The algorithm maxsort is the leading example from our paper. Its main
argument is that every non-empty list contains its maximum. It is almost the
same as parting05_maxsort (it only differs in the ge-rules). The algorithm
minsort is analogous to maxsort, but it works via the minimum function instead
of the maximum function. So here, the main argument for termination
is that every non-empty list contains its minimum.
Moreover, in contrast to maxsort, minsort also
removes duplicates from the list (i.e., instead of delete, one uses a function
remove which removes all occurrences of an element from a list).
Here, minsort is the formulation of [Walther 94] and
[Giesl 95], whereas parting03_minsort is from the TPDB (and this variant does
not remove duplicates).
We also investigated the behavior of AProVE on two variants of maxsort. In the
TRS parting04_maxsort_h, the termination proof is more complicated, since it uses
a recursive identity function h in the recursive argument. The algorithm
maxsortcondition uses a more natural formulation of the maxsort algorithm
with conditions (which however makes the termination proof a bit harder).
Our collection also contains several variants of the quicksort algorithm.

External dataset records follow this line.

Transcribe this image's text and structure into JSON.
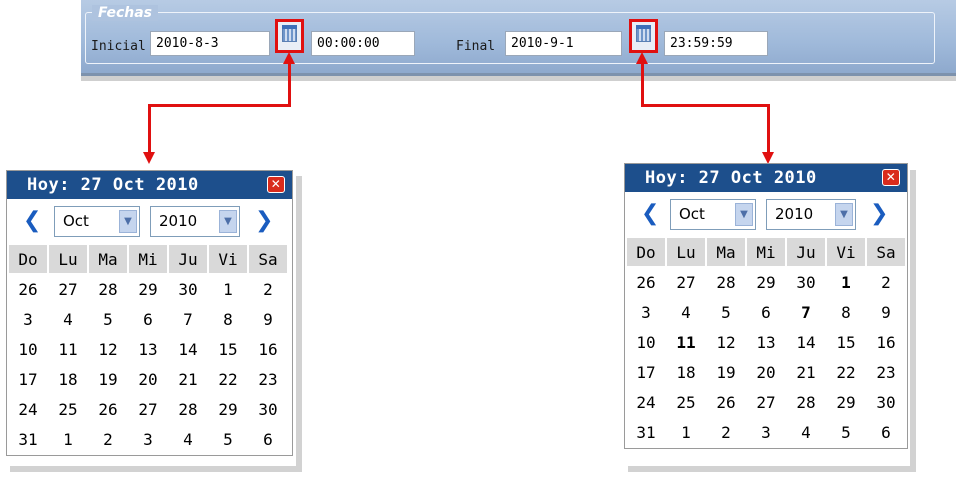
{
  "fechas": {
    "legend": "Fechas",
    "inicial_label": "Inicial",
    "inicial_date": "2010-8-3",
    "inicial_time": "00:00:00",
    "final_label": "Final",
    "final_date": "2010-9-1",
    "final_time": "23:59:59",
    "calendar_icon": "calendar-icon"
  },
  "calendar": {
    "title": "Hoy: 27 Oct 2010",
    "month": "Oct",
    "year": "2010",
    "prev": "❮",
    "next": "❯",
    "close": "✕",
    "weekdays": [
      "Do",
      "Lu",
      "Ma",
      "Mi",
      "Ju",
      "Vi",
      "Sa"
    ],
    "weeks": [
      [
        "26",
        "27",
        "28",
        "29",
        "30",
        "1",
        "2"
      ],
      [
        "3",
        "4",
        "5",
        "6",
        "7",
        "8",
        "9"
      ],
      [
        "10",
        "11",
        "12",
        "13",
        "14",
        "15",
        "16"
      ],
      [
        "17",
        "18",
        "19",
        "20",
        "21",
        "22",
        "23"
      ],
      [
        "24",
        "25",
        "26",
        "27",
        "28",
        "29",
        "30"
      ],
      [
        "31",
        "1",
        "2",
        "3",
        "4",
        "5",
        "6"
      ]
    ]
  },
  "colors": {
    "header_blue": "#1d4f8c",
    "weekend_red": "#e03b3b",
    "today_blue": "#2a7ad6",
    "arrow_red": "#e01010"
  }
}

In the TRS qsort, the first element of the list is used as pivot
element. Hence, here the main termination argument is that every non-empty
list contains its first argument. In contrast, qsortlast takes the last
element of the list as pivot element.
Its main termination argument is that every non-empty
list contains its last argument.
Finally, qsortmiddle takes the middle element of the list as pivot element and
its termination argument is that every non-empty
list contains its middle argument. The proof of all these quicksort variants
is possible with AProVE.
The algorithm parting01_reverse reverses a list by repeatedly adding
the last element of the list in front. It terminates because every non-empty
list contains its last argument. The TRS parting02_doublelist from the TPDB
doubles every number in a list and terminates, since every non-empty
list contains its first argument. The algorithm zerolist terminates because of the inductive property that
the subtraction of x and x always yields 0.